I’m still trying to lift the fog off my brain and adjust to the "real world" again. Yesterday I met a friend for lunch and as I sat in my car, I thought, "can I drive?" I’d adjusted in that short of time to walking or taking public transportation everywhere, a decidedly unfamiliar process in Minnesota where everyone seems to drive, even if it’s just three blocks!
In a very real way, this trip with my family was an experiment to see whether or not living in Korea would ever be a possibility. Right now it’s not in our short term plans – that is, the next few years. But there IS a possibility that it might figure into our 5 to 10-year plan. What I’d hoped would happen did – my kids feel a much stronger Korean identity.
While the time with my family was important and special, the time at the IKAA conference fed my hunger for knowledge. I was able to meet with a great many folks who are researching in a newly emerging field of Korean Adoption studies, both in South Korea and around the world. I’m looking forward to putting together some of the more interesting thoughts on the blog.
My family and I were privileged to be able to meet the women of Mindeulae. Mindeulae is a group of Korean birth parents, all of whom have reunited with their children who were sent for international adoption. This group calls itself "Mindeulae" or, "Dandelion" because like a dandelion they are resilient, can’t be contained, and their "seeds" are scattered across the wind.

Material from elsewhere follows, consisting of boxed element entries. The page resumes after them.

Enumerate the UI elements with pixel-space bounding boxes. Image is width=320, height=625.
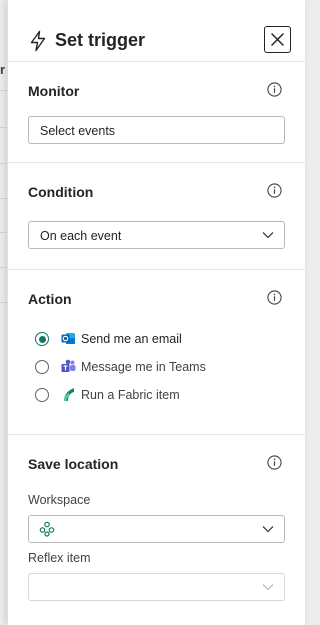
condition-title: Condition [28, 184, 94, 200]
reflex-item-label: Reflex item [28, 551, 91, 565]
info-icon[interactable] [267, 455, 282, 470]
action-title: Action [28, 291, 72, 307]
chevron-down-icon [262, 526, 274, 533]
action-label-fabric: Run a Fabric item [81, 388, 180, 402]
radio-fabric[interactable] [35, 388, 49, 402]
save-location-section: Save location Workspace Reflex item [8, 435, 306, 625]
close-button[interactable] [264, 26, 291, 53]
chevron-down-icon [262, 232, 274, 239]
monitor-section: Monitor Select events [8, 62, 306, 163]
condition-dropdown-value: On each event [40, 229, 122, 243]
condition-dropdown[interactable]: On each event [28, 221, 285, 249]
panel-title: Set trigger [55, 30, 146, 50]
info-icon[interactable] [267, 82, 282, 97]
reflex-item-dropdown[interactable] [28, 573, 285, 601]
background-partial-text: r [0, 62, 6, 77]
action-label-email: Send me an email [81, 332, 182, 346]
fabric-icon [64, 388, 74, 401]
action-label-teams: Message me in Teams [81, 360, 206, 374]
workspace-dropdown[interactable] [28, 515, 285, 543]
workspace-icon [39, 521, 55, 537]
condition-section: Condition On each event [8, 163, 306, 270]
workspace-label: Workspace [28, 493, 91, 507]
set-trigger-panel: Set trigger Monitor Select events Condit… [7, 0, 306, 625]
chevron-down-icon [262, 584, 274, 591]
action-section: Action Send me an email Message me in Te… [8, 270, 306, 435]
teams-icon [61, 359, 76, 372]
monitor-title: Monitor [28, 83, 80, 99]
radio-email[interactable] [35, 332, 49, 346]
select-events-text: Select events [40, 124, 116, 138]
panel-header: Set trigger [8, 0, 306, 62]
save-location-title: Save location [28, 456, 119, 472]
outlook-icon [61, 333, 75, 344]
select-events-field[interactable]: Select events [28, 116, 285, 144]
radio-teams[interactable] [35, 360, 49, 374]
lightning-icon [30, 30, 46, 52]
close-icon [271, 33, 284, 46]
info-icon[interactable] [267, 290, 282, 305]
info-icon[interactable] [267, 183, 282, 198]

The parents of Mindeulae say, "My baby, my hands," meaning that they wanted to raise their own children with their own hands, but had no choice except international adoption. On August 4, 2007, Mindeulae and adoptees and allies joined together to kick off their campaign to gather 1 million signatures to promote services and resources for single parenting and to end international adoption and promote domestic adoption.

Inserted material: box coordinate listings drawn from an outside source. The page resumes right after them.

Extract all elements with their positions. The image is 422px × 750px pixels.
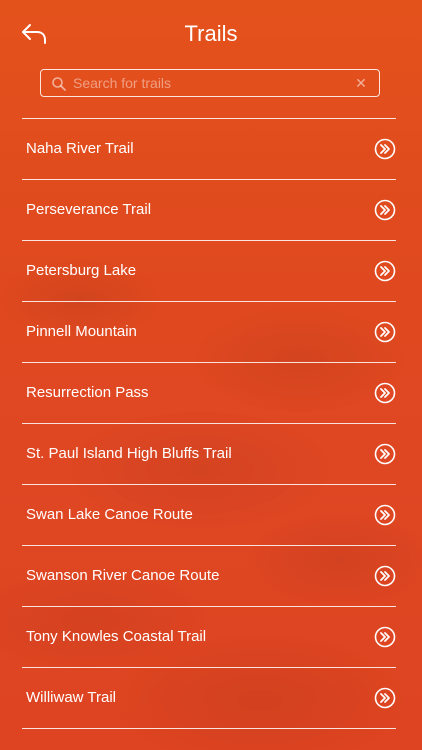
double-chevron-right-icon[interactable] — [374, 626, 396, 648]
trail-label: Perseverance Trail — [26, 201, 152, 218]
double-chevron-right-icon[interactable] — [374, 443, 396, 465]
list-item[interactable]: Pinnell Mountain — [22, 302, 396, 363]
double-chevron-right-icon[interactable] — [374, 687, 396, 709]
trail-label: Pinnell Mountain — [26, 323, 137, 340]
trail-label: St. Paul Island High Bluffs Trail — [26, 445, 232, 462]
trail-label: Naha River Trail — [26, 140, 134, 157]
double-chevron-right-icon[interactable] — [374, 199, 396, 221]
close-icon[interactable]: ✕ — [353, 75, 369, 91]
list-item[interactable]: Perseverance Trail — [22, 180, 396, 241]
trail-label: Petersburg Lake — [26, 262, 137, 279]
trail-label: Resurrection Pass — [26, 384, 149, 401]
list-item[interactable]: Swan Lake Canoe Route — [22, 485, 396, 546]
list-item[interactable]: Resurrection Pass — [22, 363, 396, 424]
list-item[interactable]: Williwaw Trail — [22, 668, 396, 729]
list-item[interactable]: St. Paul Island High Bluffs Trail — [22, 424, 396, 485]
double-chevron-right-icon[interactable] — [374, 565, 396, 587]
trail-label: Swan Lake Canoe Route — [26, 506, 193, 523]
double-chevron-right-icon[interactable] — [374, 138, 396, 160]
search-bar[interactable]: ✕ — [40, 69, 380, 97]
list-item[interactable]: Petersburg Lake — [22, 241, 396, 302]
trail-label: Swanson River Canoe Route — [26, 567, 220, 584]
trail-list: Naha River Trail Perseverance Trail Peters… — [22, 118, 396, 729]
list-item[interactable]: Naha River Trail — [22, 119, 396, 180]
header: Trails — [0, 0, 422, 64]
trail-label: Williwaw Trail — [26, 689, 116, 706]
page-title: Trails — [184, 21, 238, 46]
list-item[interactable]: Swanson River Canoe Route — [22, 546, 396, 607]
trail-label: Tony Knowles Coastal Trail — [26, 628, 207, 645]
double-chevron-right-icon[interactable] — [374, 504, 396, 526]
search-input[interactable] — [73, 73, 343, 93]
search-icon — [52, 77, 66, 91]
double-chevron-right-icon[interactable] — [374, 382, 396, 404]
double-chevron-right-icon[interactable] — [374, 260, 396, 282]
list-item[interactable]: Tony Knowles Coastal Trail — [22, 607, 396, 668]
double-chevron-right-icon[interactable] — [374, 321, 396, 343]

The peaceful demonstration went off without any complications other than some rain, and was an emotional and powerful moment in history. While all the conference attendees were invited, probably only about 10% participated in the actual demonstration (there were other conference activities going on at the same time) but I know several supported the demonstration and felt they could not/did not want to take such a public action.
One of the other highlights of the trip was taking my kids to the place where I was found over 37 years ago, the steps of Daegu/Taegu City Hall. There is a new building attached to the older building, and the newer building did not have steps so we walked around to the other side, and voila! There were steps.

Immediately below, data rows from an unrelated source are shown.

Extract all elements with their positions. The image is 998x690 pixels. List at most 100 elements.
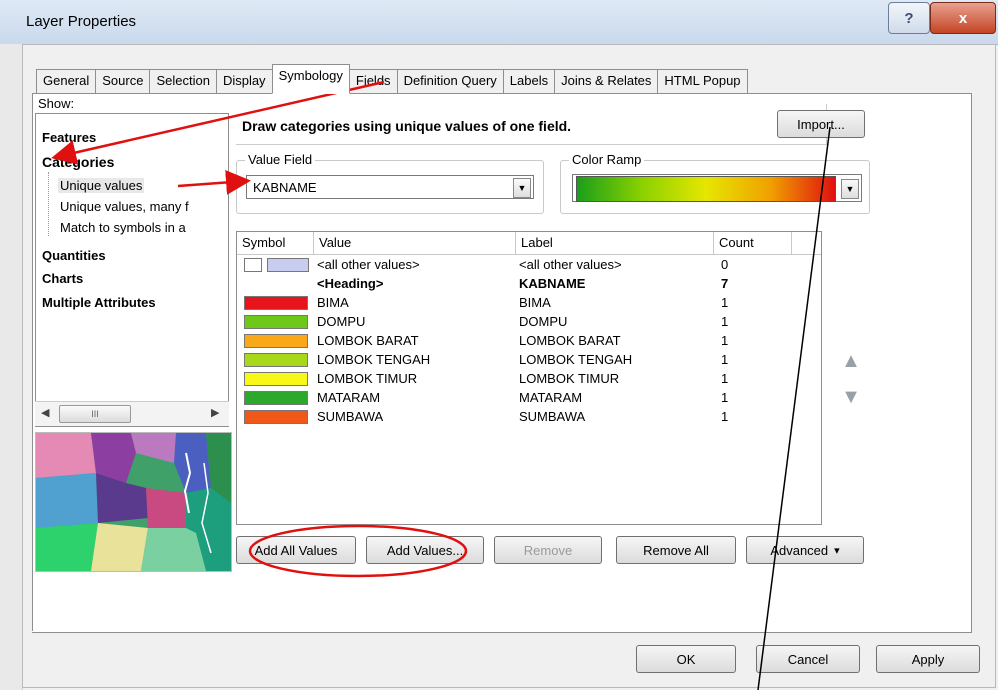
cell-value: <Heading> (317, 276, 384, 291)
cell-value: LOMBOK TIMUR (317, 371, 418, 386)
table-row[interactable]: MATARAM MATARAM 1 (237, 389, 821, 408)
cell-label: LOMBOK TENGAH (519, 352, 633, 367)
tree-item-multiple-attributes[interactable]: Multiple Attributes (42, 295, 156, 310)
table-row[interactable]: BIMA BIMA 1 (237, 294, 821, 313)
tree-item-quantities[interactable]: Quantities (42, 248, 106, 263)
table-row[interactable]: SUMBAWA SUMBAWA 1 (237, 408, 821, 427)
tab-labels[interactable]: Labels (502, 69, 556, 93)
footer-separator (32, 631, 970, 632)
value-field-value: KABNAME (253, 180, 317, 195)
color-ramp-legend: Color Ramp (569, 152, 645, 167)
value-field-select[interactable]: KABNAME ▼ (246, 175, 534, 199)
tree-item-unique-values[interactable]: Unique values (58, 178, 145, 193)
remove-all-button[interactable]: Remove All (616, 536, 736, 564)
tree-connector (48, 172, 49, 236)
table-header: Symbol Value Label Count (237, 232, 821, 255)
column-header-value[interactable]: Value (314, 232, 516, 254)
tree-item-charts[interactable]: Charts (42, 271, 83, 286)
scroll-thumb[interactable]: III (59, 405, 131, 423)
add-values-button[interactable]: Add Values... (366, 536, 484, 564)
tab-definition-query[interactable]: Definition Query (396, 69, 504, 93)
scroll-right-icon[interactable]: ▶ (211, 406, 219, 419)
symbol-swatch[interactable] (244, 315, 308, 329)
cell-value: DOMPU (317, 314, 366, 329)
scroll-left-icon[interactable]: ◀ (41, 406, 49, 419)
cell-label: <all other values> (519, 257, 622, 272)
add-all-values-button[interactable]: Add All Values (236, 536, 356, 564)
tree-item-match-to-symbols[interactable]: Match to symbols in a (60, 220, 186, 235)
cell-count: 1 (721, 409, 729, 424)
tab-display[interactable]: Display (215, 69, 273, 93)
tab-source[interactable]: Source (95, 69, 151, 93)
tree-item-features[interactable]: Features (42, 130, 96, 145)
advanced-button[interactable]: Advanced ▾ (746, 536, 864, 564)
advanced-label: Advanced (770, 542, 829, 558)
cell-label: BIMA (519, 295, 551, 310)
symbol-swatch[interactable] (244, 391, 308, 405)
description-text: Draw categories using unique values of o… (242, 118, 572, 134)
remove-button[interactable]: Remove (494, 536, 602, 564)
cell-count: 1 (721, 333, 729, 348)
close-icon: x (958, 9, 968, 27)
tab-strip: General Source Selection Display Symbolo… (36, 64, 748, 94)
cell-value: SUMBAWA (317, 409, 384, 424)
symbol-swatch-empty[interactable] (244, 258, 262, 272)
chevron-down-icon[interactable]: ▼ (841, 179, 859, 199)
preview-map (35, 432, 232, 572)
tab-joins-relates[interactable]: Joins & Relates (554, 69, 659, 93)
move-down-icon[interactable]: ▼ (838, 384, 864, 410)
symbol-swatch[interactable] (267, 258, 309, 272)
table-row[interactable]: LOMBOK TIMUR LOMBOK TIMUR 1 (237, 370, 821, 389)
table-row[interactable]: DOMPU DOMPU 1 (237, 313, 821, 332)
cell-count: 1 (721, 295, 729, 310)
cell-value: <all other values> (317, 257, 420, 272)
tab-general[interactable]: General (36, 69, 97, 93)
cell-count: 1 (721, 371, 729, 386)
show-tree-scrollbar[interactable]: ◀ III ▶ (35, 401, 229, 426)
cell-label: KABNAME (519, 276, 586, 291)
cell-count: 1 (721, 352, 729, 367)
help-button[interactable]: ? (888, 2, 930, 34)
cell-label: LOMBOK BARAT (519, 333, 621, 348)
tab-html-popup[interactable]: HTML Popup (657, 69, 748, 93)
cell-label: SUMBAWA (519, 409, 586, 424)
cell-value: BIMA (317, 295, 349, 310)
cell-count: 7 (721, 276, 729, 291)
symbol-swatch[interactable] (244, 372, 308, 386)
tree-item-categories[interactable]: Categories (42, 154, 114, 170)
table-row[interactable]: LOMBOK BARAT LOMBOK BARAT 1 (237, 332, 821, 351)
move-up-icon[interactable]: ▲ (838, 348, 864, 374)
tab-selection[interactable]: Selection (149, 69, 217, 93)
preview-map-image (36, 433, 231, 571)
layer-properties-dialog: Layer Properties ? x General Source Sele… (0, 0, 998, 690)
tree-item-unique-values-many[interactable]: Unique values, many f (60, 199, 189, 214)
caret-down-icon: ▾ (834, 544, 840, 557)
column-header-symbol[interactable]: Symbol (237, 232, 314, 254)
cell-count: 0 (721, 257, 729, 272)
table-row[interactable]: <Heading> KABNAME 7 (237, 275, 821, 294)
cell-label: MATARAM (519, 390, 583, 405)
values-table: Symbol Value Label Count <all other valu… (236, 231, 822, 525)
apply-button[interactable]: Apply (876, 645, 980, 673)
import-button[interactable]: Import... (777, 110, 865, 138)
close-button[interactable]: x (930, 2, 996, 34)
cancel-button[interactable]: Cancel (756, 645, 860, 673)
tab-symbology[interactable]: Symbology (271, 64, 350, 94)
column-header-label[interactable]: Label (516, 232, 714, 254)
column-header-count[interactable]: Count (714, 232, 792, 254)
table-row[interactable]: LOMBOK TENGAH LOMBOK TENGAH 1 (237, 351, 821, 370)
cell-count: 1 (721, 314, 729, 329)
color-ramp-swatch (576, 176, 836, 202)
chevron-down-icon[interactable]: ▼ (513, 178, 531, 198)
window-title: Layer Properties (26, 13, 137, 30)
symbol-swatch[interactable] (244, 353, 308, 367)
symbol-swatch[interactable] (244, 410, 308, 424)
ok-button[interactable]: OK (636, 645, 736, 673)
cell-count: 1 (721, 390, 729, 405)
symbol-swatch[interactable] (244, 334, 308, 348)
symbol-swatch[interactable] (244, 296, 308, 310)
value-field-legend: Value Field (245, 152, 316, 167)
cell-label: DOMPU (519, 314, 568, 329)
table-row[interactable]: <all other values> <all other values> 0 (237, 256, 821, 275)
tab-fields[interactable]: Fields (348, 69, 398, 93)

My daughter told me that it was hard to believe that someone left me there as a 1-year old and in February too! Do you see the man in the blue shirt in the background? He was curious about why we were taking a photo on the steps and when we explained why we were there, he apologized for not being able to give us a tour of the building (we got there just after the building closed for business). He also acknowledged that we were at the older part of the building.
We also went to White Lily and spoke to one of the sisters there. She is in the process of putting together photo albums of all the children who had been at White Lily since the early 1900’s (it closed in 1994). She had a photo album of the 1970s but was unable to find it, however she did show me two photos of babies and toddlers from about 1971 and just seeing those pictures gave me a better sense of my presence there.
On both the micro (family) level and macro (IKAA) level, this trip was informative and emotional. I also feel more sure than ever that I will be pursuing research through a PhD. I wish I could have spent another week getting to know the other conference attendees. One thing that struck me, while I sat at the opening ceremony on Wednesday morning, was this:
Twenty years from now
and New Delhi
and Addis Ababa
and Guatemala City
among many others . . .
. . . hundreds of adults adoptees will be gathering, forming their own organizations and research symposiums in their birth countries, staging protests, authoring books, and asking the hard questions.
and the others have answers for them?
Will they, like South Korea, apologize?